Personally I use a simple pinging tool to ping broker servers every 1 minute or so to have a simple log of connectivity. It's good enough for my needs. (I use a small freeware called Multi Ping: http://www.pablosoftwaresolutions.com/html/multi_ping.html).

 
cloudbreaker:
Use the "Netstat" command from the Windows command line interface. CB

That works. Thanks.

 
phy:

To see IP addresses, use a tool:

http://technet.microsoft.com/en-us/sysinternals/bb897437.aspx

To truly test latency of the command/response time of the server (ping doesn't do that), use my tool:

This is a script, add it to /experts/scripts folder.

It opens a pending BUY order, modifies it 20 times, deletes it then reports the results as an Alert.

The first command takes longer, it is necessary to set up the connection to the trade server.



If the test is repeated within 30 seconds, the first command does not require a new connection setup.


I agree that ping would only give u latency in the sense of the server replying to a ping, which would usually be much faster than the server's reply to an actual trading operation. I am not sure that a pending order is the way to go though, I would imagine that a 'close' order would be the slowest, since the broker has to actually fill it, hence that would be a more accurate figure. Of course nobody would be crazy enough to try that unless he is actually trading. My own EA's have a milli-second counter from the point just before sending a open/close order request to the time the reply comes back. This is logged to file... Of course, accuracy is limited by hardware, but it's good enough.


I imagine also that whereas simple ping latency won't change during news times, a server's response to an actual trading request would change dramatically. Then again, simple ping latency would be affected by general internet traffic. Oh, well.


As long as we are on the subject of pinging - what would u say is acceptable latency to a server? Currently I have <5ms to one server, but about ~80ms to another broker (I am talking about ping only...).


Thanks for the link. works great.

 
gordon:

I know SRV files in the config folder are supposed to hold a broker's server details. Can I extract the server's IP address from that?


What I'd like to do is ping the IP for latency checks. Problem is some of the brokers I'm checking out now don't have this info on their website and I'm getting nowhere with emails (seems like the people who answer emails are into sales and have no idea what I am talking about).


So can it be done? Or perhaps the IP address can be seen somewhere else in the Terminal?

I found this site http://www.whoisxy.com/ for get the ip details... It's provides whois information of an ip address or domain name....

 

gordon:


I agree that ping would only give u latency in the sense of the server replying to a ping, which would usually be much faster than the server's reply to an actual trading operation. I am not sure that a pending order is the way to go though, I would imagine that a 'close' order would be the slowest, since the broker has to actually fill it, hence that would be a more accurate figure. Of course nobody would be crazy enough to try that unless he is actually trading. My own EA's have a milli-second counter from the point just before sending a open/close order request to the time the reply comes back. This is logged to file... Of course, accuracy is limited by hardware, but it's good enough.

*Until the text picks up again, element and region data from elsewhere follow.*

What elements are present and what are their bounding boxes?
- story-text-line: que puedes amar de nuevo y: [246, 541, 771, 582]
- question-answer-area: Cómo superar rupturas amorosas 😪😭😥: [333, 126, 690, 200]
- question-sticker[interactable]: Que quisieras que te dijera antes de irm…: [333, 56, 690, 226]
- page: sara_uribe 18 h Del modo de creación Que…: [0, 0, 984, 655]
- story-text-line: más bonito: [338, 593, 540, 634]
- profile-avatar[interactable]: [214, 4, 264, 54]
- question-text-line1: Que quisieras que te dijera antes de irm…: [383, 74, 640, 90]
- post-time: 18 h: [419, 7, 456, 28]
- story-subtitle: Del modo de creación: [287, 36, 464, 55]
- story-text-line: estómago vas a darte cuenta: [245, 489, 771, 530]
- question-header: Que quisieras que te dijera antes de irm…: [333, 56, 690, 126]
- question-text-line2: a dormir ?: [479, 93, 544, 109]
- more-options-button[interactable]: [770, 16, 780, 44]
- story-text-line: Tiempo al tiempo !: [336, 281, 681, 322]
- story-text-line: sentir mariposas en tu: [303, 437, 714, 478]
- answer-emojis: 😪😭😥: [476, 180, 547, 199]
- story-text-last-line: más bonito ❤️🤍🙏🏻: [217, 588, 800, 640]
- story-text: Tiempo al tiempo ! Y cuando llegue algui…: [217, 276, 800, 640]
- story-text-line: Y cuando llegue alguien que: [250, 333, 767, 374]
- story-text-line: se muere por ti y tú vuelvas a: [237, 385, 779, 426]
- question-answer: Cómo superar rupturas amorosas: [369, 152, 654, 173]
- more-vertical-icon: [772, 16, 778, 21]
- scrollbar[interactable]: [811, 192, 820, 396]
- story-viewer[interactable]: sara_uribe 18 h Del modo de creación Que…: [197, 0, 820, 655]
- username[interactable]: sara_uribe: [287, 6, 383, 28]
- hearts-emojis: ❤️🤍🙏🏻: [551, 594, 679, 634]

I imagine also that whereas simple ping latency won't change during news times, a server's response to an actual trading request would change dramatically. Then again, simple ping latency would be affected by general internet traffic. Oh, well.

As long as we are on the subject of pinging - what would u say is acceptable latency to a server? Currently I have <5ms to one server, but about ~80ms to another broker (I am talking about ping only...).

Thanks for the link. works great.

Hi Gordon,

Could you help me finding, or share the link to your latency script refered here?

Would appreciate that.

Kind Regards,

P

 

If all the above isn't enough, use a sniffer:

http://www.wireshark.org/

See every packet with analysis available.

MT4 creates one connection for the feed, which remains open

MT4 creates a temporary connection for trade commands, which times out after 30 seconds idle.